Vier Bewerber konkurrieren um den Deutschen Zukunftspreis 2007. Gute Chancen rechnet sich ein Team des Chemieunternehmens Evonik aus, das mit neuartigen Lithium-Ionen-Akkus Elektroautos der Zukunft versorgen will. Wichtigster Baustein der neuen Technik ist Keramik, flexibel wie eine Plastiktüte.

DÜSSELDORF. Lithium-Ionen-Akkus können bald auch in Elektro- und Hybridautos die herkömmlichen aufladbaren Batterien ersetzen. Mit einer neuen keramischen Schicht, die von dem Chemieunternehmen Evonik Industries zur Marktreife entwickelt worden ist, können erstmals Anode und Kathode so sicher voneinander getrennt werden, dass die Batterietechnik auch für den Bau von größeren mobilen Energiespeichern genutzt werden kann. Für die Entwicklung wurde das Unternehmen neben drei anderen Forscherteams für den Deutschen Zukunftspreis 2007 nominiert. Wer den begehrten Forschungspreis des Bundespräsidenten schließlich bekommen wird, stellt sich am 6. Dezember heraus.

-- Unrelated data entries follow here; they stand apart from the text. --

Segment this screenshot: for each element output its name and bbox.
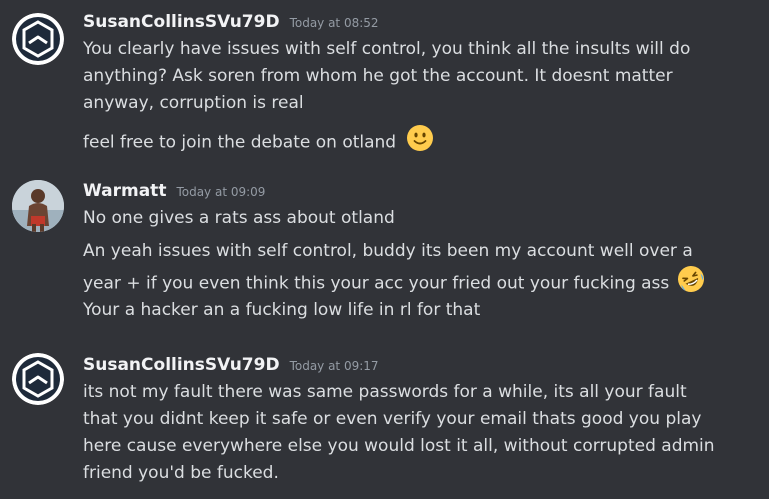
hexagon-logo-icon [12, 13, 64, 65]
username[interactable]: Warmatt [83, 181, 166, 201]
message-text: friend you'd be fucked. [83, 463, 279, 483]
avatar[interactable] [12, 13, 64, 65]
message-header: SusanCollinsSVu79D Today at 08:52 [83, 12, 379, 32]
message-text: anyway, corruption is real [83, 93, 304, 113]
message-text: here cause everywhere else you would los… [83, 436, 715, 456]
username[interactable]: SusanCollinsSVu79D [83, 355, 280, 375]
username[interactable]: SusanCollinsSVu79D [83, 12, 280, 32]
message-text: that you didnt keep it safe or even veri… [83, 409, 702, 429]
avatar[interactable] [12, 180, 64, 232]
message-header: SusanCollinsSVu79D Today at 09:17 [83, 355, 379, 375]
message-text: You clearly have issues with self contro… [83, 39, 691, 59]
timestamp[interactable]: Today at 09:09 [176, 185, 265, 199]
avatar[interactable] [12, 353, 64, 405]
message-header: Warmatt Today at 09:09 [83, 181, 265, 201]
message-text: year + if you even think this your acc y… [83, 273, 670, 294]
hexagon-logo-icon [12, 353, 64, 405]
timestamp[interactable]: Today at 08:52 [290, 16, 379, 30]
message-text: its not my fault there was same password… [83, 382, 687, 402]
timestamp[interactable]: Today at 09:17 [290, 359, 379, 373]
message-text: No one gives a rats ass about otland [83, 208, 395, 228]
profile-photo [12, 180, 64, 232]
slightly-smiling-face-icon[interactable] [406, 124, 434, 161]
message-text: An yeah issues with self control, buddy … [83, 241, 693, 261]
message-text: Your a hacker an a fucking low life in r… [83, 300, 481, 320]
message-text: anything? Ask soren from whom he got the… [83, 66, 673, 86]
message-text: feel free to join the debate on otland [83, 132, 397, 153]
message-line-with-emoji: feel free to join the debate on otland [83, 124, 763, 161]
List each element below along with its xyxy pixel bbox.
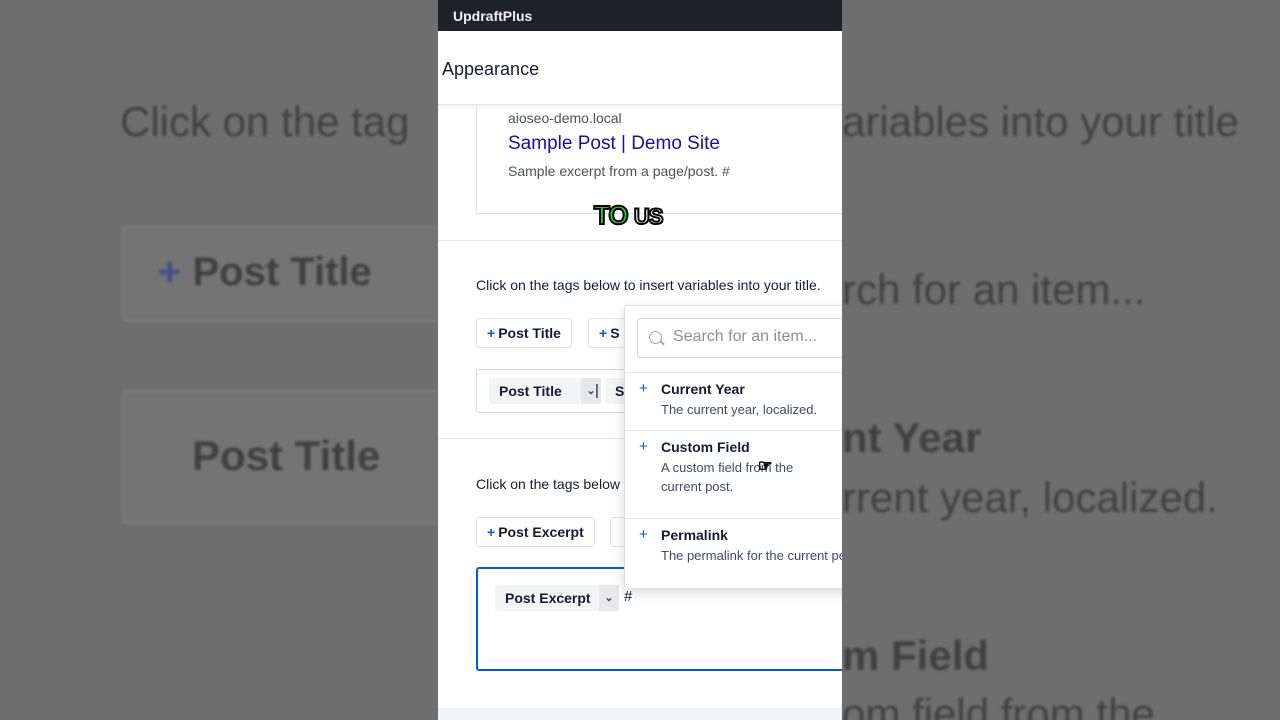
bg-item1-desc: rrent year, localized. [842, 474, 1218, 521]
title-instruction: Click on the tags below to insert variab… [476, 277, 821, 293]
bg-item2: m Field [842, 632, 990, 679]
search-icon [649, 331, 662, 344]
tag-button-post-title[interactable]: + Post Title [476, 318, 572, 348]
dropdown-item-permalink[interactable]: + Permalink The permalink for the curren… [625, 518, 842, 588]
caption-word-1: TO [593, 199, 630, 231]
preview-description: Sample excerpt from a page/post. # [508, 163, 730, 179]
bg-chip-label: Post Title [192, 432, 381, 479]
preview-title: Sample Post | Demo Site [508, 133, 720, 154]
bg-instruction-left: Click on the tag [120, 98, 410, 145]
description-instruction: Click on the tags below [476, 476, 620, 492]
search-box[interactable] [637, 318, 842, 358]
tag-button-post-excerpt[interactable]: + Post Excerpt [476, 517, 595, 547]
bg-search: rch for an item... [842, 266, 1146, 313]
dropdown-item-custom-field[interactable]: + Custom Field A custom field from the c… [625, 430, 842, 518]
editor-tag-chip[interactable]: Post Title ⌄ [489, 378, 601, 404]
caption-word-2: US [633, 203, 665, 230]
plus-icon: + [639, 438, 648, 455]
plus-icon: + [487, 325, 496, 341]
search-preview: aioseo-demo.local Sample Post | Demo Sit… [476, 106, 842, 214]
admin-topbar[interactable]: UpdraftPlus [438, 0, 842, 31]
plus-icon: + [599, 325, 608, 341]
hand-cursor-icon: ☞ [757, 458, 773, 476]
editor-tag-chip[interactable]: Post Excerpt ⌄ [495, 585, 619, 611]
chevron-down-icon[interactable]: ⌄ [599, 585, 619, 611]
divider [438, 240, 842, 241]
bg-instruction-right: ariables into your title [842, 98, 1239, 145]
tag-button-site-title[interactable]: + S [588, 318, 628, 348]
preview-domain: aioseo-demo.local [508, 110, 622, 126]
bg-item1: nt Year [842, 414, 982, 461]
bg-tag-label: Post Title [192, 250, 372, 294]
section-title: Appearance [438, 31, 842, 105]
app-panel: UpdraftPlus Appearance aioseo-demo.local… [438, 0, 842, 720]
editor-text: # [624, 588, 633, 605]
tag-search-dropdown: + Current Year The current year, localiz… [624, 305, 842, 589]
bottom-strip [438, 708, 842, 720]
bg-item2-desc: om field from the [842, 690, 1155, 720]
plus-icon: + [487, 524, 496, 540]
plus-icon: + [639, 380, 648, 397]
plus-icon: + [639, 526, 648, 543]
editor-separator: | [595, 382, 599, 399]
dropdown-item-current-year[interactable]: + Current Year The current year, localiz… [625, 372, 842, 434]
search-input[interactable] [673, 328, 842, 346]
video-caption: TO US [593, 199, 665, 231]
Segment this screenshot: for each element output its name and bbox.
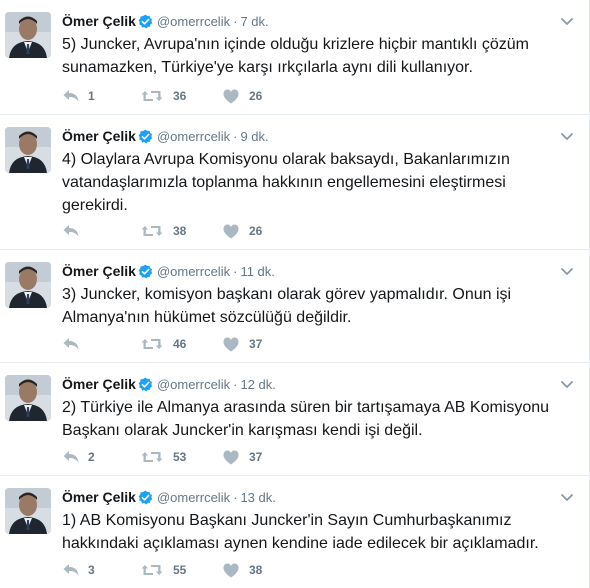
avatar[interactable] xyxy=(5,262,51,308)
tweet-header: Ömer Çelik @omerrcelik · 7 dk. xyxy=(62,12,269,33)
separator-dot: · xyxy=(233,490,238,505)
avatar[interactable] xyxy=(5,488,51,534)
retweet-button[interactable]: 38 xyxy=(141,221,186,241)
retweet-icon xyxy=(141,449,163,465)
retweet-icon xyxy=(141,223,163,239)
reply-button[interactable]: 2 xyxy=(62,447,95,467)
verified-badge-icon xyxy=(138,264,153,283)
avatar[interactable] xyxy=(5,12,51,58)
like-count: 37 xyxy=(249,337,263,351)
retweet-count: 36 xyxy=(173,89,187,103)
retweet-count: 53 xyxy=(173,450,187,464)
reply-button[interactable] xyxy=(62,221,88,241)
reply-icon xyxy=(62,449,80,465)
tweet-text: 3) Juncker, komisyon başkanı olarak göre… xyxy=(62,286,512,326)
reply-count: 1 xyxy=(88,89,95,103)
author-name[interactable]: Ömer Çelik xyxy=(62,128,136,144)
tweet-timeline: Ömer Çelik @omerrcelik · 7 dk. 5) Juncker, … xyxy=(0,0,590,588)
reply-button[interactable]: 3 xyxy=(62,560,95,580)
author-handle[interactable]: @omerrcelik xyxy=(157,129,230,144)
retweet-button[interactable]: 36 xyxy=(141,86,186,106)
retweet-count: 55 xyxy=(173,563,187,577)
like-button[interactable]: 26 xyxy=(223,221,262,241)
tweet[interactable]: Ömer Çelik @omerrcelik · 11 dk. 3) Juncker,… xyxy=(0,250,589,363)
chevron-down-icon[interactable] xyxy=(559,263,575,279)
separator-dot: · xyxy=(233,129,238,144)
author-handle[interactable]: @omerrcelik xyxy=(157,377,230,392)
reply-icon xyxy=(62,562,80,578)
tweet-header: Ömer Çelik @omerrcelik · 13 dk. xyxy=(62,488,276,509)
reply-count: 2 xyxy=(88,450,95,464)
author-name[interactable]: Ömer Çelik xyxy=(62,13,136,29)
retweet-count: 38 xyxy=(173,224,187,238)
like-button[interactable]: 37 xyxy=(223,334,262,354)
author-handle[interactable]: @omerrcelik xyxy=(157,264,230,279)
avatar[interactable] xyxy=(5,127,51,173)
reply-button[interactable]: 1 xyxy=(62,86,95,106)
verified-badge-icon xyxy=(138,14,153,33)
reply-icon xyxy=(62,223,80,239)
tweet-text: 1) AB Komisyonu Başkanı Juncker'in Sayın… xyxy=(62,512,539,552)
timestamp[interactable]: 13 dk. xyxy=(240,490,275,505)
author-handle[interactable]: @omerrcelik xyxy=(157,490,230,505)
timestamp[interactable]: 7 dk. xyxy=(240,14,268,29)
author-name[interactable]: Ömer Çelik xyxy=(62,489,136,505)
author-name[interactable]: Ömer Çelik xyxy=(62,376,136,392)
retweet-count: 46 xyxy=(173,337,187,351)
heart-icon xyxy=(223,563,239,578)
timestamp[interactable]: 12 dk. xyxy=(240,377,275,392)
verified-badge-icon xyxy=(138,377,153,396)
like-button[interactable]: 37 xyxy=(223,447,262,467)
tweet-text: 4) Olaylara Avrupa Komisyonu olarak baks… xyxy=(62,151,510,214)
chevron-down-icon[interactable] xyxy=(559,376,575,392)
reply-button[interactable] xyxy=(62,334,88,354)
retweet-icon xyxy=(141,562,163,578)
reply-icon xyxy=(62,88,80,104)
tweet-header: Ömer Çelik @omerrcelik · 11 dk. xyxy=(62,262,275,283)
tweet-text: 5) Juncker, Avrupa'nın içinde olduğu kri… xyxy=(62,36,529,76)
like-button[interactable]: 38 xyxy=(223,560,262,580)
like-count: 26 xyxy=(249,89,263,103)
timestamp[interactable]: 9 dk. xyxy=(240,129,268,144)
avatar[interactable] xyxy=(5,375,51,421)
author-handle[interactable]: @omerrcelik xyxy=(157,14,230,29)
tweet[interactable]: Ömer Çelik @omerrcelik · 12 dk. 2) Türkiye … xyxy=(0,363,589,476)
verified-badge-icon xyxy=(138,129,153,148)
reply-count: 3 xyxy=(88,563,95,577)
verified-badge-icon xyxy=(138,490,153,509)
chevron-down-icon[interactable] xyxy=(559,489,575,505)
tweet[interactable]: Ömer Çelik @omerrcelik · 7 dk. 5) Juncker, … xyxy=(0,0,589,115)
tweet-header: Ömer Çelik @omerrcelik · 9 dk. xyxy=(62,127,269,148)
heart-icon xyxy=(223,89,239,104)
timestamp[interactable]: 11 dk. xyxy=(240,264,274,279)
retweet-icon xyxy=(141,88,163,104)
retweet-button[interactable]: 55 xyxy=(141,560,186,580)
heart-icon xyxy=(223,337,239,352)
retweet-button[interactable]: 46 xyxy=(141,334,186,354)
tweet[interactable]: Ömer Çelik @omerrcelik · 9 dk. 4) Olaylara … xyxy=(0,115,589,250)
reply-icon xyxy=(62,336,80,352)
like-count: 38 xyxy=(249,563,263,577)
like-button[interactable]: 26 xyxy=(223,86,262,106)
tweet-text: 2) Türkiye ile Almanya arasında süren bi… xyxy=(62,399,550,439)
separator-dot: · xyxy=(233,264,238,279)
chevron-down-icon[interactable] xyxy=(559,128,575,144)
tweet[interactable]: Ömer Çelik @omerrcelik · 13 dk. 1) AB Komis… xyxy=(0,476,589,588)
like-count: 26 xyxy=(249,224,263,238)
retweet-button[interactable]: 53 xyxy=(141,447,186,467)
separator-dot: · xyxy=(233,377,238,392)
tweet-header: Ömer Çelik @omerrcelik · 12 dk. xyxy=(62,375,276,396)
chevron-down-icon[interactable] xyxy=(559,13,575,29)
separator-dot: · xyxy=(233,14,238,29)
retweet-icon xyxy=(141,336,163,352)
like-count: 37 xyxy=(249,450,263,464)
heart-icon xyxy=(223,450,239,465)
heart-icon xyxy=(223,224,239,239)
author-name[interactable]: Ömer Çelik xyxy=(62,263,136,279)
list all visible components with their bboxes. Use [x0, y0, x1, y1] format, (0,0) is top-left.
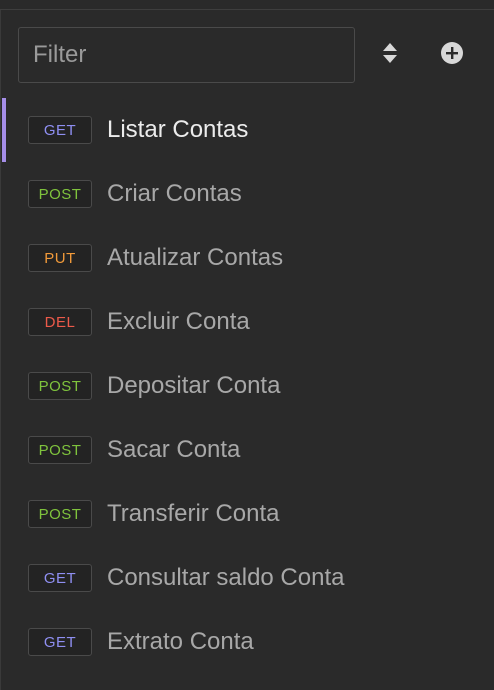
request-item[interactable]: DEL Excluir Conta [0, 290, 494, 354]
request-name: Consultar saldo Conta [107, 564, 345, 591]
request-name: Excluir Conta [107, 308, 250, 335]
request-item[interactable]: GET Extrato Conta [0, 610, 494, 674]
method-badge: GET [28, 116, 92, 144]
method-badge: POST [28, 180, 92, 208]
request-name: Extrato Conta [107, 628, 254, 655]
method-badge: DEL [28, 308, 92, 336]
add-circle-icon [440, 41, 464, 70]
request-item[interactable]: GET Listar Contas [0, 98, 494, 162]
request-item[interactable]: POST Sacar Conta [0, 418, 494, 482]
sort-button[interactable] [376, 41, 404, 69]
request-name: Sacar Conta [107, 436, 241, 463]
request-list: GET Listar Contas POST Criar Contas PUT … [0, 98, 494, 674]
method-badge: POST [28, 372, 92, 400]
request-name: Atualizar Contas [107, 244, 284, 271]
request-item[interactable]: POST Transferir Conta [0, 482, 494, 546]
request-item[interactable]: POST Criar Contas [0, 162, 494, 226]
request-item[interactable]: GET Consultar saldo Conta [0, 546, 494, 610]
method-badge: POST [28, 500, 92, 528]
request-item[interactable]: POST Depositar Conta [0, 354, 494, 418]
request-sidebar: GET Listar Contas POST Criar Contas PUT … [0, 0, 494, 690]
request-name: Criar Contas [107, 180, 242, 207]
method-badge: PUT [28, 244, 92, 272]
request-name: Depositar Conta [107, 372, 281, 399]
request-item[interactable]: PUT Atualizar Contas [0, 226, 494, 290]
method-badge: POST [28, 436, 92, 464]
add-request-button[interactable] [438, 41, 466, 69]
filter-input[interactable] [18, 27, 355, 83]
filter-row [0, 27, 494, 83]
request-name: Listar Contas [107, 116, 249, 143]
sort-icon [382, 42, 398, 69]
request-name: Transferir Conta [107, 500, 280, 527]
method-badge: GET [28, 564, 92, 592]
method-badge: GET [28, 628, 92, 656]
sidebar-top-divider [0, 0, 494, 10]
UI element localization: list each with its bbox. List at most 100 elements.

Kleine Lithium-Ionen-Batterien werden zwar schon heute in nahezu allen Notebooks, Handys und Camcordern weltweit genutzt, um die Geräte unterwegs mit Strom zu versorgen. In Hybrid- und Elektro-Autos konnten die leistungsstarken Akkus allerdings aus Sicherheitsgründen nicht eingesetzt werden. Der Grund: Die Trennschichten bestehen bislang noch aus Kunststoff und verlieren bei Temperaturen von über 140 Grad Celsius ihre Stabilität.